On 05/06/2014 12:25 PM, Stoo Davies wrote:
> I'm doing some powerfail recovery testing on a storage array over iSCSI.
> Host is RHEL 6.4 kernel 2.6.32-358.el6.x86_64.
>
> With fio 2.1.2 -> 2.1.4 the job file below rides through the disks going
> away, and continues I/O after they come back, without reporting any errors.
> With fio 2.1.5 -> 2.1.8 when the disks come back fio immediately reports
> a meta verification error.
>
> I captured a trace with an finisar analyzer, and can see that after the
> disks come back and the host logs back in, a read is issued for an lba
> which was never written to.
> Since I don't see verification errors outside of the powerfail testing,
> I suspect fio isn't correctly handling failed writes during the time the
> disks are unavailable.
>
> The trace file is rather large, but I can make it available if you need
> to see it.
>
> [whee]
> bs=8k
> thread=4
> time_based=1
> runtime=864000
> readwrite=randrw
> direct=1
> iodepth=128
> ioengine=libaio
> size=100%
> verify=meta
> do_verify=1
> verify_fatal=1
> verify_dump=1
> verify_backlog=8192
> buffer_compress_percentage=95
> ignore_error=ENODEV:EIO,ENODEV:EIO,ENODEV:EIO
> filename=/dev/mapper/lun0
> .
> .
> filename=/dev/mapper/lun9
2.1.5 did indeed change when the IO was logged for verification, so that
does explain why it fails for you now.

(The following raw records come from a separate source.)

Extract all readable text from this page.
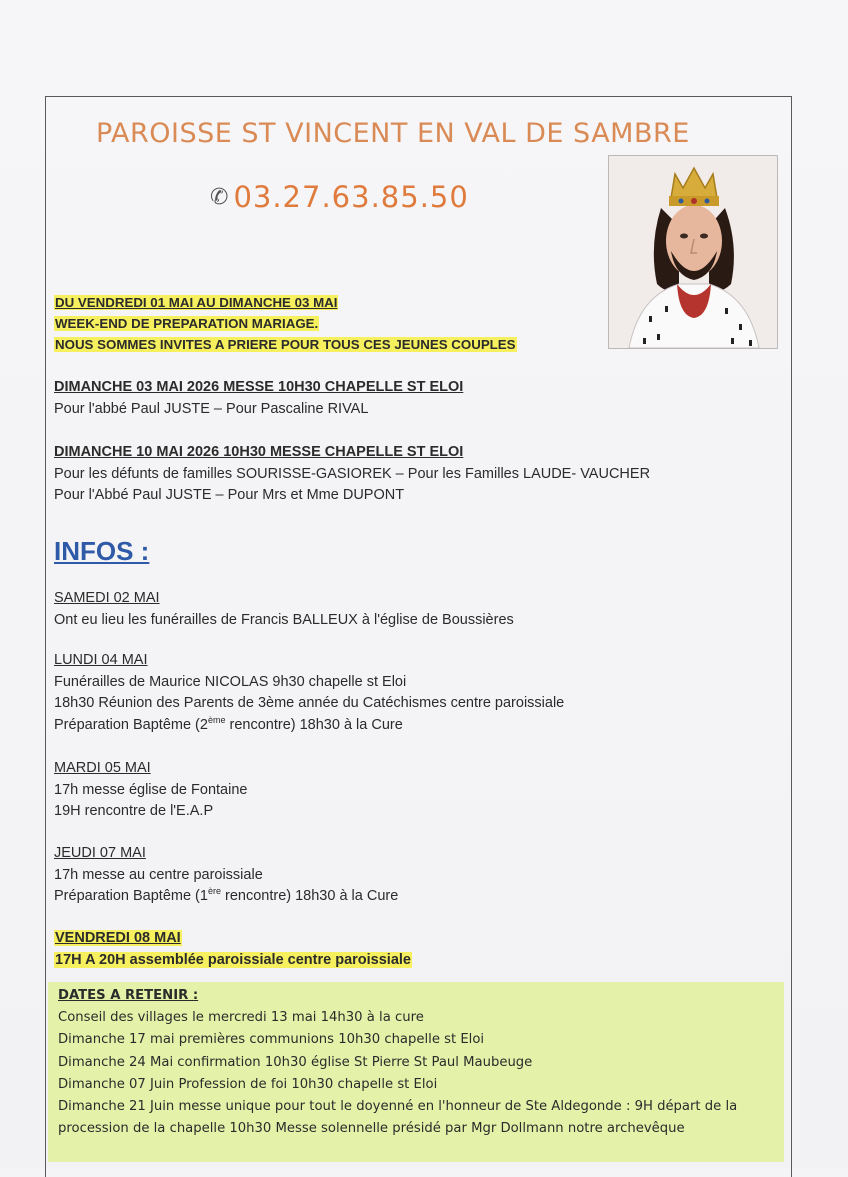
PAROISSE ST VINCENT EN VAL DE SAMBRE
✆ 03.27.63.85.50
DU VENDREDI 01 MAI AU DIMANCHE 03 MAI
WEEK-END DE PREPARATION MARIAGE.
NOUS SOMMES INVITES A PRIERE POUR TOUS CES JEUNES COUPLES
DIMANCHE 03 MAI 2026 MESSE 10H30 CHAPELLE ST ELOI
Pour l'abbé Paul JUSTE – Pour Pascaline RIVAL
DIMANCHE 10 MAI 2026 10H30 MESSE CHAPELLE ST ELOI
Pour les défunts de familles SOURISSE-GASIOREK – Pour les Familles LAUDE- VAUCHER
Pour l'Abbé Paul JUSTE – Pour Mrs et Mme DUPONT
INFOS :
SAMEDI 02 MAI
Ont eu lieu les funérailles de Francis BALLEUX à l'église de Boussières
LUNDI 04 MAI
Funérailles de Maurice NICOLAS 9h30 chapelle st Eloi
18h30 Réunion des Parents de 3ème année du Catéchismes centre paroissiale
Préparation Baptême (2ème rencontre) 18h30 à la Cure
MARDI 05 MAI
17h messe église de Fontaine
19H rencontre de l'E.A.P
JEUDI 07 MAI
17h messe au centre paroissiale
Préparation Baptême (1ère rencontre) 18h30 à la Cure
VENDREDI 08 MAI
17H A 20H assemblée paroissiale centre paroissiale
DATES A RETENIR :
Conseil des villages le mercredi 13 mai 14h30 à la cure
Dimanche 17 mai premières communions 10h30 chapelle st Eloi
Dimanche 24 Mai confirmation 10h30 église St Pierre St Paul Maubeuge
Dimanche 07 Juin Profession de foi 10h30 chapelle st Eloi
Dimanche 21 Juin messe unique pour tout le doyenné en l'honneur de Ste Aldegonde : 9H départ de la
procession de la chapelle 10h30 Messe solennelle présidé par Mgr Dollmann notre archevêque
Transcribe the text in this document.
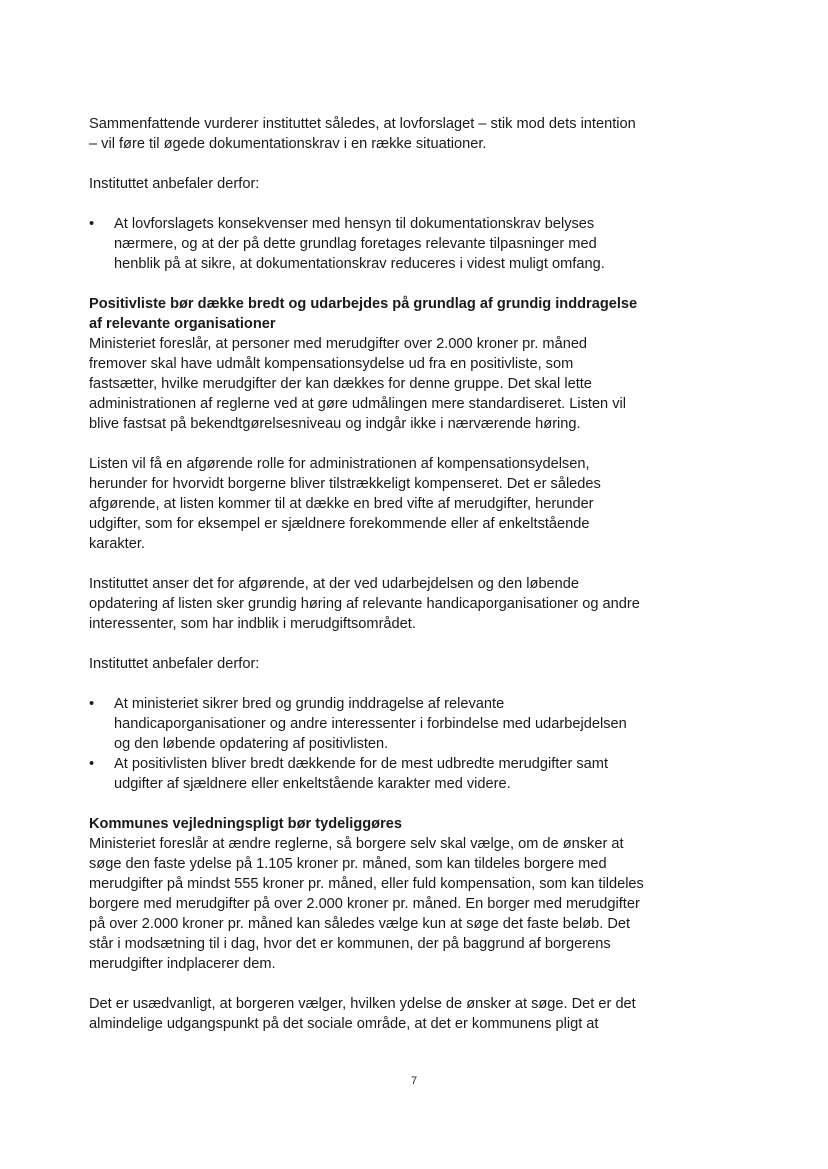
Sammenfattende vurderer instituttet således, at lovforslaget – stik mod dets intention – vil føre til øgede dokumentationskrav i en række situationer.

Instituttet anbefaler derfor:

• At lovforslagets konsekvenser med hensyn til dokumentationskrav belyses nærmere, og at der på dette grundlag foretages relevante tilpasninger med henblik på at sikre, at dokumentationskrav reduceres i videst muligt omfang.

Positivliste bør dække bredt og udarbejdes på grundlag af grundig inddragelse af relevante organisationer

Ministeriet foreslår, at personer med merudgifter over 2.000 kroner pr. måned fremover skal have udmålt kompensationsydelse ud fra en positivliste, som fastsætter, hvilke merudgifter der kan dækkes for denne gruppe. Det skal lette administrationen af reglerne ved at gøre udmålingen mere standardiseret. Listen vil blive fastsat på bekendtgørelsesniveau og indgår ikke i nærværende høring.

Listen vil få en afgørende rolle for administrationen af kompensationsydelsen, herunder for hvorvidt borgerne bliver tilstrækkeligt kompenseret. Det er således afgørende, at listen kommer til at dække en bred vifte af merudgifter, herunder udgifter, som for eksempel er sjældnere forekommende eller af enkeltstående karakter.

Instituttet anser det for afgørende, at der ved udarbejdelsen og den løbende opdatering af listen sker grundig høring af relevante handicaporganisationer og andre interessenter, som har indblik i merudgiftsområdet.

Instituttet anbefaler derfor:

• At ministeriet sikrer bred og grundig inddragelse af relevante handicaporganisationer og andre interessenter i forbindelse med udarbejdelsen og den løbende opdatering af positivlisten.
• At positivlisten bliver bredt dækkende for de mest udbredte merudgifter samt udgifter af sjældnere eller enkeltstående karakter med videre.

Kommunes vejledningspligt bør tydeliggøres

Ministeriet foreslår at ændre reglerne, så borgere selv skal vælge, om de ønsker at søge den faste ydelse på 1.105 kroner pr. måned, som kan tildeles borgere med merudgifter på mindst 555 kroner pr. måned, eller fuld kompensation, som kan tildeles borgere med merudgifter på over 2.000 kroner pr. måned. En borger med merudgifter på over 2.000 kroner pr. måned kan således vælge kun at søge det faste beløb. Det står i modsætning til i dag, hvor det er kommunen, der på baggrund af borgerens merudgifter indplacerer dem.

Det er usædvanligt, at borgeren vælger, hvilken ydelse de ønsker at søge. Det er det almindelige udgangspunkt på det sociale område, at det er kommunens pligt at

7
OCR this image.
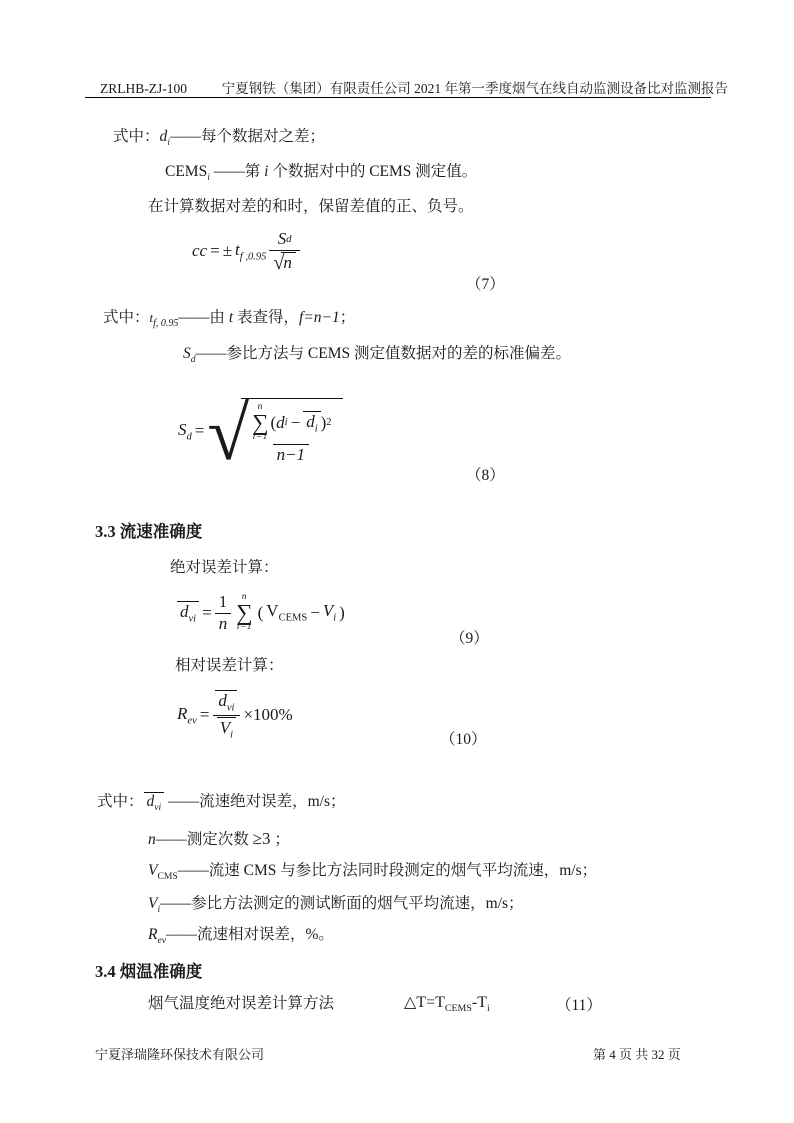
ZRLHB-ZJ-100	宁夏钢铁（集团）有限责任公司 2021 年第一季度烟气在线自动监测设备比对监测报告
式中：$d_i——$每个数据对之差；
$CEMS_i$ ——第 i 个数据对中的 CEMS 测定值。
在计算数据对差的和时，保留差值的正、负号。
cc = ± $t_{f ,0.95} \frac{\text{S d}}{√ n}$
（7）
式中：$t_{f, 0.95}——$由 t 表查得，f=n−1；
$S_d——$参比方法与 CEMS 测定值数据对的差的标准偏差。
$S_d$ = √ n
∑
i=1
( d $i - d_i$ ) 2
n−1
（8）
3.3 流速准确度
绝对误差计算：
$d_{vi} = \frac{1}{n}$ n
∑
i=1
( $V_{CEMS} - V_i$ )
（9）
相对误差计算：
$R_{ev} = \frac{d_{vi}}{V_i} \times 100\%$
（10）
式中： $d_{vi}$ ——流速绝对误差，m/s；
n——测定次数 ≥3 ；
$V_{CMS}——$流速 CMS 与参比方法同时段测定的烟气平均流速，m/s；
$V_i——$参比方法测定的测试断面的烟气平均流速，m/s；
$R_{ev}——$流速相对误差，%。
3.4 烟温准确度
烟气温度绝对误差计算方法	$\triangle T=T_{CEMS}-T_i$	（11）
宁夏泽瑞隆环保技术有限公司	第 4 页 共 32 页
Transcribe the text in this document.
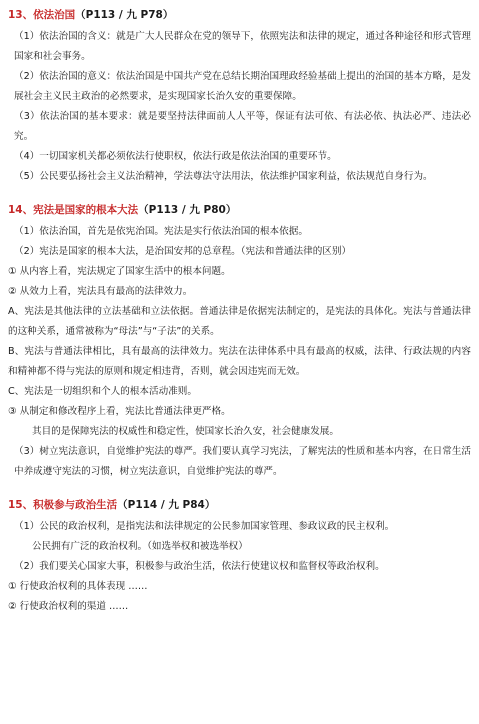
13、依法治国（P113 / 九 P78）

（1）依法治国的含义：就是广大人民群众在党的领导下，依照宪法和法律的规定，通过各种途径和形式管理国家和社会事务。

（2）依法治国的意义：依法治国是中国共产党在总结长期治国理政经验基础上提出的治国的基本方略，是发展社会主义民主政治的必然要求，是实现国家长治久安的重要保障。

（3）依法治国的基本要求：就是要坚持法律面前人人平等，保证有法可依、有法必依、执法必严、违法必究。

（4）一切国家机关都必须依法行使职权，依法行政是依法治国的重要环节。

（5）公民要弘扬社会主义法治精神，学法尊法守法用法，依法维护国家利益，依法规范自身行为。

14、宪法是国家的根本大法（P113 / 九 P80）

（1）依法治国，首先是依宪治国。宪法是实行依法治国的根本依据。

（2）宪法是国家的根本大法，是治国安邦的总章程。（宪法和普通法律的区别）

① 从内容上看，宪法规定了国家生活中的根本问题。

② 从效力上看，宪法具有最高的法律效力。

A、宪法是其他法律的立法基础和立法依据。普通法律是依据宪法制定的，是宪法的具体化。宪法与普通法律的这种关系，通常被称为“母法”与“子法”的关系。

B、宪法与普通法律相比，具有最高的法律效力。宪法在法律体系中具有最高的权威，法律、行政法规的内容和精神都不得与宪法的原则和规定相违背，否则，就会因违宪而无效。

C、宪法是一切组织和个人的根本活动准则。

③ 从制定和修改程序上看，宪法比普通法律更严格。

其目的是保障宪法的权威性和稳定性，使国家长治久安，社会健康发展。

（3）树立宪法意识，自觉维护宪法的尊严。我们要认真学习宪法，了解宪法的性质和基本内容，在日常生活中养成遵守宪法的习惯，树立宪法意识，自觉维护宪法的尊严。

15、积极参与政治生活（P114 / 九 P84）

（1）公民的政治权利，是指宪法和法律规定的公民参加国家管理、参政议政的民主权利。

公民拥有广泛的政治权利。（如选举权和被选举权）

（2）我们要关心国家大事，积极参与政治生活，依法行使建议权和监督权等政治权利。

① 行使政治权利的具体表现 ……

② 行使政治权利的渠道 ……
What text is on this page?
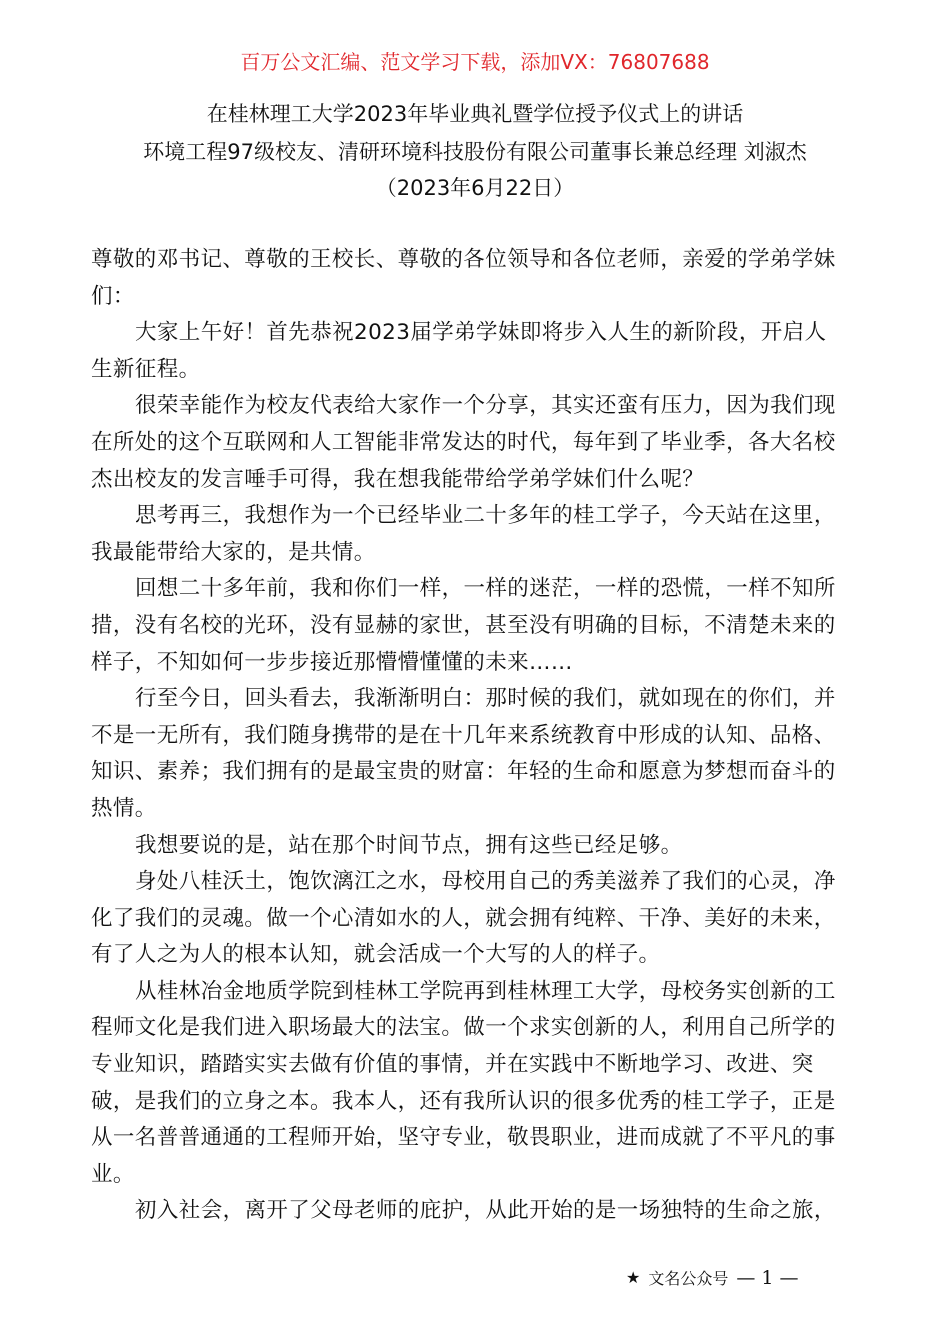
百万公文汇编、范文学习下载，添加VX：76807688
在桂林理工大学2023年毕业典礼暨学位授予仪式上的讲话
环境工程97级校友、清研环境科技股份有限公司董事长兼总经理 刘淑杰
（2023年6月22日）
尊敬的邓书记、尊敬的王校长、尊敬的各位领导和各位老师，亲爱的学弟学妹
们：
大家上午好！首先恭祝2023届学弟学妹即将步入人生的新阶段，开启人
生新征程。
很荣幸能作为校友代表给大家作一个分享，其实还蛮有压力，因为我们现
在所处的这个互联网和人工智能非常发达的时代，每年到了毕业季，各大名校
杰出校友的发言唾手可得，我在想我能带给学弟学妹们什么呢？
思考再三，我想作为一个已经毕业二十多年的桂工学子，今天站在这里，
我最能带给大家的，是共情。
回想二十多年前，我和你们一样，一样的迷茫，一样的恐慌，一样不知所
措，没有名校的光环，没有显赫的家世，甚至没有明确的目标，不清楚未来的
样子，不知如何一步步接近那懵懵懂懂的未来……
行至今日，回头看去，我渐渐明白：那时候的我们，就如现在的你们，并
不是一无所有，我们随身携带的是在十几年来系统教育中形成的认知、品格、
知识、素养；我们拥有的是最宝贵的财富：年轻的生命和愿意为梦想而奋斗的
热情。
我想要说的是，站在那个时间节点，拥有这些已经足够。
身处八桂沃土，饱饮漓江之水，母校用自己的秀美滋养了我们的心灵，净
化了我们的灵魂。做一个心清如水的人，就会拥有纯粹、干净、美好的未来，
有了人之为人的根本认知，就会活成一个大写的人的样子。
从桂林冶金地质学院到桂林工学院再到桂林理工大学，母校务实创新的工
程师文化是我们进入职场最大的法宝。做一个求实创新的人，利用自己所学的
专业知识，踏踏实实去做有价值的事情，并在实践中不断地学习、改进、突
破，是我们的立身之本。我本人，还有我所认识的很多优秀的桂工学子，正是
从一名普普通通的工程师开始，坚守专业，敬畏职业，进而成就了不平凡的事
业。
初入社会，离开了父母老师的庇护，从此开始的是一场独特的生命之旅，
★ 文名公众号 — 1 —
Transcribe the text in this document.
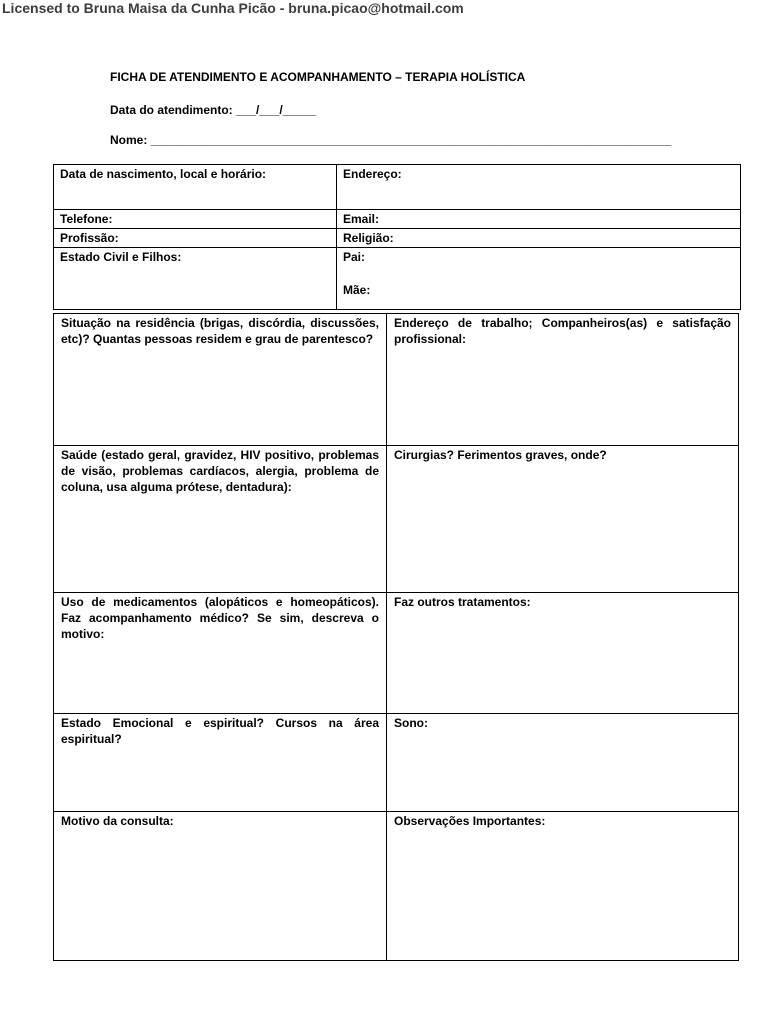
Licensed to Bruna Maisa da Cunha Picão - bruna.picao@hotmail.com
FICHA DE ATENDIMENTO E ACOMPANHAMENTO – TERAPIA HOLÍSTICA
Data do atendimento: ___/___/_____
Nome: ______________________________________________________________________________
Data de nascimento, local e horário:	Endereço:
Telefone:	Email:
Profissão:	Religião:
Estado Civil e Filhos:	Pai:
Mãe:
Situação na residência (brigas, discórdia, discussões, etc)? Quantas pessoas residem e grau de parentesco?	Endereço de trabalho; Companheiros(as) e satisfação profissional:
Saúde (estado geral, gravidez, HIV positivo, problemas de visão, problemas cardíacos, alergia, problema de coluna, usa alguma prótese, dentadura):	Cirurgias? Ferimentos graves, onde?
Uso de medicamentos (alopáticos e homeopáticos). Faz acompanhamento médico? Se sim, descreva o motivo:	Faz outros tratamentos:
Estado Emocional e espiritual? Cursos na área espiritual?	Sono:
Motivo da consulta:	Observações Importantes:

That's a problem.
Can you try with this patch? I'm not going to commit it yet, I want to
carefully audit all paths to ensure we also unlog or trim an io_piece,
if we don't fully complete it.
--
Jens Axboe
diff --git a/backend.c b/backend.c
index 9deef284e36b..e6a47716094f 100644
--- a/backend.c
+++ b/backend.c
@@ -780,6 +780,7 @@ static uint64_t do_io(struct thread_data *td)
case FIO_Q_COMPLETED:
if (io_u->error) {
ret = -io_u->error;
+ unlog_io_piece(td, io_u);
clear_io_u(td, io_u);
} else if (io_u->resid) {
int bytes = io_u->xfer_buflen - io_u->resid;
@@ -830,6 +831,7 @@ sync_done:
bytes_issued += io_u->xfer_buflen;
break;
case FIO_Q_BUSY:
+ unlog_io_piece(td, io_u);
requeue_io_u(td, &io_u);
ret2 = td_io_commit(td);
if (ret2 < 0)
diff --git a/io_u.c b/io_u.c
index 4b0b5a7a11bd..e132fd9d2d98 100644
--- a/io_u.c
+++ b/io_u.c
@@ -1622,8 +1622,15 @@ static void io_completed(struct thread_data *td, struct io_u *io_u,
* Mark IO ok to verify
*/
if (io_u->ipo) {
- io_u->ipo->flags &= ~IP_F_IN_FLIGHT;
- write_barrier();
+ /*
+ * Remove errored entry from the verification list
+ */
+ if (io_u->error)
+ unlog_io_piece(td, io_u);
+ else {
+ io_u->ipo->flags &= ~IP_F_IN_FLIGHT;
+ write_barrier();
+ }
}
td_io_u_unlock(td);
diff --git a/iolog.c b/iolog.c
index f49895929c34..33ec07afed4e 100644
--- a/iolog.c
+++ b/iolog.c
@@ -268,6 +268,23 @@ restart:
td->io_hist_len++;
}
+void unlog_io_piece(struct thread_data *td, struct io_u *io_u)
+{
+ struct io_piece *ipo = io_u->ipo;
+
+ if (!ipo)
+ return;
+
+ if (ipo->flags & IP_F_ONRB)
+ rb_erase(&ipo->rb_node, &td->io_hist_tree);
+ else if (ipo->flags & IP_F_ONLIST)
+ flist_del(&ipo->list);
+
+ free(ipo);
+ io_u->ipo = NULL;
+ td->io_hist_len--;
+}
+
void write_iolog_close(struct thread_data *td)
{
fflush(td->iolog_f);
diff --git a/iolog.h b/iolog.h
index 50d09e26bfbe..8b1d5880da74 100644
--- a/iolog.h
+++ b/iolog.h
@@ -110,6 +110,7 @@ extern void log_io_u(struct thread_data *, struct io_u *);
extern void log_file(struct thread_data *, struct fio_file *, enum file_log_act);
extern int __must_check init_iolog(struct thread_data *td);
extern void log_io_piece(struct thread_data *, struct io_u *);
+extern void unlog_io_piece(struct thread_data *, struct io_u *);
extern void queue_io_piece(struct thread_data *, struct io_piece *);
extern void prune_io_piece_log(struct thread_data *);
extern void write_iolog_close(struct thread_data *);